- Pourquoi la baie historique dite du Saint-Georges reste-t-elle
un chantier inachevé ?
- Décret n° 8822 du 8 janvier 1932,
complété par le décret n° 784 du 8 juin
1937 autorise la construction de l'Hôtel par la Société
des grands hôtels du Levant (SHGL) sur les bien-fonds n°
349.377 et 1243 appartenant aux promoteurs du projet, ainsi que
sur 2000 m2 du domaine public maritime adjacent ; en 1959, le
décret n° 2660 octroie à l'Hôtel un droit
d'occupation de 2000 m2 complémentaire du domaine maritime
de l'Etat.
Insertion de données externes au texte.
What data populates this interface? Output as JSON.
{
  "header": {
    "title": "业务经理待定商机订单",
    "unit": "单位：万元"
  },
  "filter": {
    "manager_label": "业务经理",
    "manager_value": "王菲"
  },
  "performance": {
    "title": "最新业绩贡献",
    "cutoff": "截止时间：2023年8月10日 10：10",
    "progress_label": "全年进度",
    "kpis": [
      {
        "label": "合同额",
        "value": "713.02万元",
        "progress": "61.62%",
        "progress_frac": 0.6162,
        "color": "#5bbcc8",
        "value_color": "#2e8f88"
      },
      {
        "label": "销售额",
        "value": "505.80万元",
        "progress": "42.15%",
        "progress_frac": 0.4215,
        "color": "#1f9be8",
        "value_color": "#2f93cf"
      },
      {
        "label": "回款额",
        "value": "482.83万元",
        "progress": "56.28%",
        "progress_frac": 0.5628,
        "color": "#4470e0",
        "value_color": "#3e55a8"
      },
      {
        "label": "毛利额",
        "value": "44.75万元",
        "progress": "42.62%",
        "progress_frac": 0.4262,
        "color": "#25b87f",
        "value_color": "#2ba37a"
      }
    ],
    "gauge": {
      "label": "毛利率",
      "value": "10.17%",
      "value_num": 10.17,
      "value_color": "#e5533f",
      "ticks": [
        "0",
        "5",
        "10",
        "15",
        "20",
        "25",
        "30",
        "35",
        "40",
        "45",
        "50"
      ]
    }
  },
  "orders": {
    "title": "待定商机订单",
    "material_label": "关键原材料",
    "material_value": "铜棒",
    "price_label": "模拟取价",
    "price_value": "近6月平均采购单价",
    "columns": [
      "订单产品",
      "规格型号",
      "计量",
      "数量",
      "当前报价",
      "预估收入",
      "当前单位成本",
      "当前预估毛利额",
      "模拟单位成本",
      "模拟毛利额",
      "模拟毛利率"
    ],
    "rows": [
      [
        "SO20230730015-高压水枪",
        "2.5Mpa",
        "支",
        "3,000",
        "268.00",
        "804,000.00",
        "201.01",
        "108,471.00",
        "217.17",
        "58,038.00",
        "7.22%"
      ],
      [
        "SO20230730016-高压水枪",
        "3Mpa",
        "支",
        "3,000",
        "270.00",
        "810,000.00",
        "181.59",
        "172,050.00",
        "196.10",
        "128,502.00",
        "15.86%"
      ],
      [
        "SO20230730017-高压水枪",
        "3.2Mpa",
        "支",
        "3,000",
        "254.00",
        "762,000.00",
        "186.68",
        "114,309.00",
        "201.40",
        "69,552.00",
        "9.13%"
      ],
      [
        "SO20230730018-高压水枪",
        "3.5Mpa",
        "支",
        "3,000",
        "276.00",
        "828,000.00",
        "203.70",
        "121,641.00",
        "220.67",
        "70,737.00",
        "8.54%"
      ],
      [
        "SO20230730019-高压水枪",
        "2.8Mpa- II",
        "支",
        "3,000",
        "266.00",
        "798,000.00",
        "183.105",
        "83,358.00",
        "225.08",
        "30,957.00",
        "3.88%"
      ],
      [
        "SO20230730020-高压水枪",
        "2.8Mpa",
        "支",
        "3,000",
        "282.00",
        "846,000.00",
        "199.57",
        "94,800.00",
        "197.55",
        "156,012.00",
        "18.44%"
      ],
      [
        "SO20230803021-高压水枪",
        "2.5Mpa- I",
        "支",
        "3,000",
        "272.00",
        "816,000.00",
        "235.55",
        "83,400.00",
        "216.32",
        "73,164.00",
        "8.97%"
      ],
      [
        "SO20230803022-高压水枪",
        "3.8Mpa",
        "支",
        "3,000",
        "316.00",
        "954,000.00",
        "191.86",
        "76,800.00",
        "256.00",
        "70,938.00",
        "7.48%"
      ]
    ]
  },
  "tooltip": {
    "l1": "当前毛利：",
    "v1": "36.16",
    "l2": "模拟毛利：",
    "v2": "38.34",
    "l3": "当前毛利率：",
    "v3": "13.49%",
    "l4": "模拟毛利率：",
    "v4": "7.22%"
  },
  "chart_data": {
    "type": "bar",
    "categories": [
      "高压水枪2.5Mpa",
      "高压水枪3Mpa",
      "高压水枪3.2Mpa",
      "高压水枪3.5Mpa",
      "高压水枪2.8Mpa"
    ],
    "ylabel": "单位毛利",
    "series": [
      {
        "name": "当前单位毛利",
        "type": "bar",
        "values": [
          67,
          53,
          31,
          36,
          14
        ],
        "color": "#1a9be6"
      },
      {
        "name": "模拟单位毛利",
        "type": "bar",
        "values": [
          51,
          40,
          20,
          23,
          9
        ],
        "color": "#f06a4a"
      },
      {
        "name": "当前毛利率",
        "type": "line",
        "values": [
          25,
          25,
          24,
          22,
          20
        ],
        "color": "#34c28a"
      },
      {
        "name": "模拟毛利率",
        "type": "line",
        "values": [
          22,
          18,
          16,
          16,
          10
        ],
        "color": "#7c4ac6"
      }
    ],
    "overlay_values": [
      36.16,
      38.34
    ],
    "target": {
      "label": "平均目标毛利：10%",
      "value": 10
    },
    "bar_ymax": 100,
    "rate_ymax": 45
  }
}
C'est sur cette partie du domaine qu'existe la plage
" Elite ", autrefois célèbre comme rendez-vous
du tout Beyrouth.
- Rachat le 5 février 1998 par la Société
des bains de mer (SBM) du Saint-Georges Yot Motor Club appartenant
à M. Michel Nader et exploitante d'une partie additionnelle
de la plage du Saint-Georges, et de 1900 m2 du domaine public
maritime permettant l'amarrage et le haulage de bateaux en vertu
du décret n° 14981 du 15 février 1957
=> La SGHL et la SBM ont ainsi un droit acquis à l'exploitation
du domaine maritime, et, en conséquence du plan d'eau
adjacent, en vertu des lois et règlements en vigueur.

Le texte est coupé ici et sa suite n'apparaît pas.